November 15, 2024

DVRs Give More Shows a Lifeline

That process could change the calculations made as network executives gather in Los Angeles in the next few weeks where, surrounded by spreadsheets, flow charts and piles of research data, they will decide the fates of shows on the ratings bubble like “Lie to Me” and “The Chicago Code” on Fox, “Brothers and Sisters” and “V” on ABC, “$#*! My Dad Says” and “The Defenders” on CBS, and “Chuck” and “Law Order: LA” on NBC.

Currently, networks are paid by advertisers only for how many viewers watch the commercials in their shows over the first three days after a show is broadcast — a model known as “commercial plus three” (C3) ratings. But networks are monitoring how shows do over a full week after they are broadcast to gauge the depth of audience interest and loyalty. And, though they are not pressing the issue, they would eventually like to persuade advertisers to take more notice, as well.

“Absolutely it matters,” said David F. Poltrack, the chief research officer for CBS, about the “live plus seven days” ratings.

It certainly mattered for the Fox drama “Fringe,” which the network’s top programmer, Kevin Reilly, already renewed in late March for a fourth season.

Had he renewed the show based only on the ratings that arrive the morning after each “Fringe” episode, Mr. Reilly would have been considered borderline delusional.

For its broadcast on Friday nights, “Fringe” manages only about a 1.7 rating (about 2.24 million viewers) among the 18- to 49-year-olds that Fox pursues (because most of its advertisers seek to reach that group).

That number walks right up to the cancellation line. But the tally jumps to a 2.5 rating (about 3.3 million viewers) by the time a week’s worth of recorded playback is included, a number that qualifies as satisfactory for most current television dramas — and robust for any show on a Friday.

“More and more our obsession has to be how to engage and count viewers wherever they are,” Mr. Reilly said. “If that’s on a DVR, that counts too.”

“Fringe,” a cult science-fiction show, would seem to fit the profile for a program ripe for time-shifting. But the adult drama “Parenthood” on NBC also gets a big boost from seven days of additional viewing — probably enough to guarantee it a renewal as well.
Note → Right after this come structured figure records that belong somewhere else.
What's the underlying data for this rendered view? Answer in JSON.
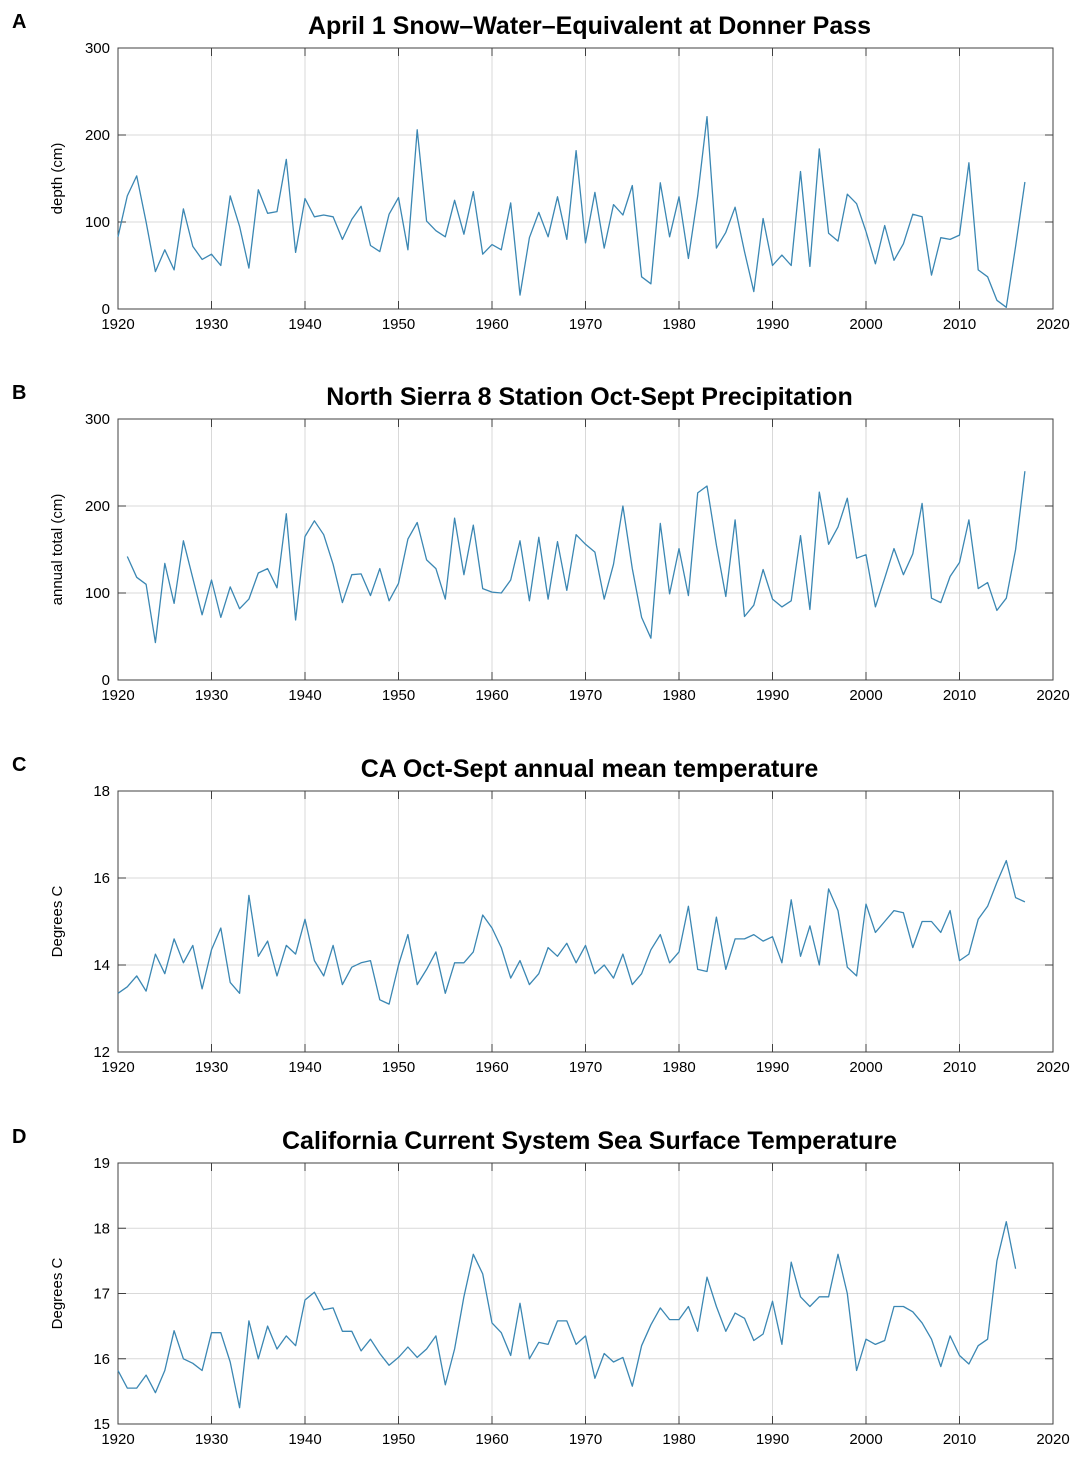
{
  "chart_data": [
    {
      "type": "line",
      "panel": "A",
      "title": "April 1 Snow–Water–Equivalent at Donner Pass",
      "xlabel": "",
      "ylabel": "depth (cm)",
      "xlim": [
        1920,
        2020
      ],
      "ylim": [
        0,
        300
      ],
      "xticks": [
        1920,
        1930,
        1940,
        1950,
        1960,
        1970,
        1980,
        1990,
        2000,
        2010,
        2020
      ],
      "yticks": [
        0,
        100,
        200,
        300
      ],
      "grid": true,
      "series": [
        {
          "x_start": 1920,
          "values": [
            83,
            130,
            153,
            100,
            43,
            68,
            45,
            115,
            72,
            57,
            63,
            50,
            130,
            95,
            47,
            137,
            110,
            112,
            172,
            65,
            127,
            106,
            108,
            106,
            80,
            103,
            118,
            73,
            66,
            109,
            128,
            68,
            206,
            101,
            90,
            83,
            125,
            86,
            135,
            63,
            74,
            68,
            122,
            16,
            82,
            111,
            83,
            129,
            80,
            182,
            76,
            134,
            70,
            120,
            108,
            142,
            37,
            29,
            145,
            83,
            129,
            58,
            130,
            221,
            70,
            88,
            117,
            66,
            20,
            104,
            50,
            62,
            50,
            158,
            49,
            184,
            87,
            78,
            132,
            121,
            89,
            52,
            96,
            56,
            75,
            109,
            106,
            39,
            82,
            80,
            85,
            168,
            45,
            37,
            10,
            2,
            72,
            146
          ]
        }
      ]
    },
    {
      "type": "line",
      "panel": "B",
      "title": "North Sierra 8 Station Oct-Sept Precipitation",
      "xlabel": "",
      "ylabel": "annual total (cm)",
      "xlim": [
        1920,
        2020
      ],
      "ylim": [
        0,
        300
      ],
      "xticks": [
        1920,
        1930,
        1940,
        1950,
        1960,
        1970,
        1980,
        1990,
        2000,
        2010,
        2020
      ],
      "yticks": [
        0,
        100,
        200,
        300
      ],
      "grid": true,
      "series": [
        {
          "x_start": 1921,
          "values": [
            142,
            118,
            110,
            43,
            134,
            88,
            160,
            117,
            75,
            115,
            72,
            107,
            82,
            93,
            123,
            128,
            106,
            191,
            69,
            165,
            183,
            167,
            133,
            89,
            121,
            122,
            97,
            128,
            91,
            111,
            162,
            181,
            138,
            128,
            93,
            186,
            121,
            178,
            105,
            101,
            100,
            115,
            160,
            91,
            164,
            93,
            159,
            103,
            167,
            156,
            147,
            93,
            133,
            200,
            128,
            72,
            48,
            180,
            99,
            151,
            97,
            215,
            223,
            155,
            96,
            184,
            73,
            86,
            127,
            93,
            84,
            91,
            166,
            81,
            216,
            156,
            176,
            209,
            140,
            144,
            84,
            117,
            151,
            121,
            145,
            203,
            94,
            89,
            119,
            135,
            184,
            105,
            112,
            80,
            94,
            150,
            240
          ]
        }
      ]
    },
    {
      "type": "line",
      "panel": "C",
      "title": "CA Oct-Sept annual mean temperature",
      "xlabel": "",
      "ylabel": "Degrees C",
      "xlim": [
        1920,
        2020
      ],
      "ylim": [
        12,
        18
      ],
      "xticks": [
        1920,
        1930,
        1940,
        1950,
        1960,
        1970,
        1980,
        1990,
        2000,
        2010,
        2020
      ],
      "yticks": [
        12,
        14,
        16,
        18
      ],
      "grid": true,
      "series": [
        {
          "x_start": 1920,
          "values": [
            13.35,
            13.5,
            13.75,
            13.4,
            14.25,
            13.8,
            14.6,
            14.05,
            14.45,
            13.45,
            14.35,
            14.85,
            13.6,
            13.35,
            15.6,
            14.2,
            14.55,
            13.75,
            14.45,
            14.25,
            15.05,
            14.1,
            13.75,
            14.45,
            13.55,
            13.95,
            14.05,
            14.1,
            13.2,
            13.1,
            14.0,
            14.7,
            13.55,
            13.9,
            14.3,
            13.35,
            14.05,
            14.05,
            14.3,
            15.15,
            14.85,
            14.4,
            13.7,
            14.1,
            13.55,
            13.8,
            14.4,
            14.2,
            14.5,
            14.05,
            14.45,
            13.8,
            14.0,
            13.7,
            14.25,
            13.55,
            13.8,
            14.35,
            14.7,
            14.05,
            14.3,
            15.35,
            13.9,
            13.85,
            15.1,
            13.9,
            14.6,
            14.6,
            14.7,
            14.55,
            14.65,
            14.05,
            15.5,
            14.2,
            14.9,
            14.0,
            15.75,
            15.25,
            13.95,
            13.75,
            15.4,
            14.75,
            15.0,
            15.25,
            15.2,
            14.4,
            15.0,
            15.0,
            14.75,
            15.25,
            14.1,
            14.25,
            15.05,
            15.35,
            15.9,
            16.4,
            15.55,
            15.45
          ]
        }
      ]
    },
    {
      "type": "line",
      "panel": "D",
      "title": "California Current System Sea Surface Temperature",
      "xlabel": "",
      "ylabel": "Degrees C",
      "xlim": [
        1920,
        2020
      ],
      "ylim": [
        15,
        19
      ],
      "xticks": [
        1920,
        1930,
        1940,
        1950,
        1960,
        1970,
        1980,
        1990,
        2000,
        2010,
        2020
      ],
      "yticks": [
        15,
        16,
        17,
        18,
        19
      ],
      "grid": true,
      "series": [
        {
          "x_start": 1920,
          "values": [
            15.82,
            15.55,
            15.55,
            15.75,
            15.48,
            15.82,
            16.43,
            16.0,
            15.93,
            15.82,
            16.4,
            16.4,
            15.95,
            15.25,
            16.58,
            16.0,
            16.5,
            16.15,
            16.35,
            16.2,
            16.9,
            17.02,
            16.75,
            16.78,
            16.42,
            16.42,
            16.12,
            16.3,
            16.08,
            15.9,
            16.02,
            16.18,
            16.02,
            16.15,
            16.35,
            15.6,
            16.15,
            16.95,
            17.6,
            17.3,
            16.55,
            16.4,
            16.05,
            16.85,
            16.0,
            16.25,
            16.22,
            16.58,
            16.58,
            16.22,
            16.35,
            15.7,
            16.08,
            15.95,
            16.02,
            15.58,
            16.2,
            16.52,
            16.78,
            16.6,
            16.6,
            16.8,
            16.42,
            17.25,
            16.8,
            16.42,
            16.7,
            16.62,
            16.28,
            16.38,
            16.88,
            16.22,
            17.48,
            16.95,
            16.8,
            16.95,
            16.95,
            17.6,
            17.0,
            15.82,
            16.3,
            16.22,
            16.28,
            16.8,
            16.8,
            16.72,
            16.55,
            16.3,
            15.88,
            16.35,
            16.05,
            15.92,
            16.2,
            16.3,
            17.5,
            18.1,
            17.38
          ]
        }
      ]
    }
  ]
}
The show receives just a 2 rating (about 2.64 million viewers) when it runs on Tuesday night, but that audience increases by about 41 percent to a 2.9 (about 3.82 million viewers) when its playback audience is included.

“You’d be foolish not to look at the DVR performance as a measure of the potential a program has,” said Alan Wurtzel, the president for research at NBC. “You have to recalibrate everything: what’s a hit; what’s a marginal show; what’s a failure.”

The networks and Nielsen do not release C3 data; it is considered confidential business information. But Mr. Wurtzel said the correlation between growth in ratings over seven days and improvement in ratings for the commercials over three days was close.

He said that commercials in “Parenthood” improved by 12 percent over three days. (Ratings for commercials are always lower than ratings for the program content.)

The C3 measure was a compromise between the networks, who want all audience over any period of time to be counted, and advertisers, who would prefer only the commercials that run the first day be counted. Mr. Wurtzel said the networks were not fighting the compromise by trying to get the seven-day delayed ratings included in the rates advertisers pay. But he said the networks still wanted to get as much audience measurement as Nielsen would provide.

“I would take information for 14 days if they would provide it,” he said, adding that the longer measures are important “so we can monitor engagement and audience behavior, even if we can’t monetize it.”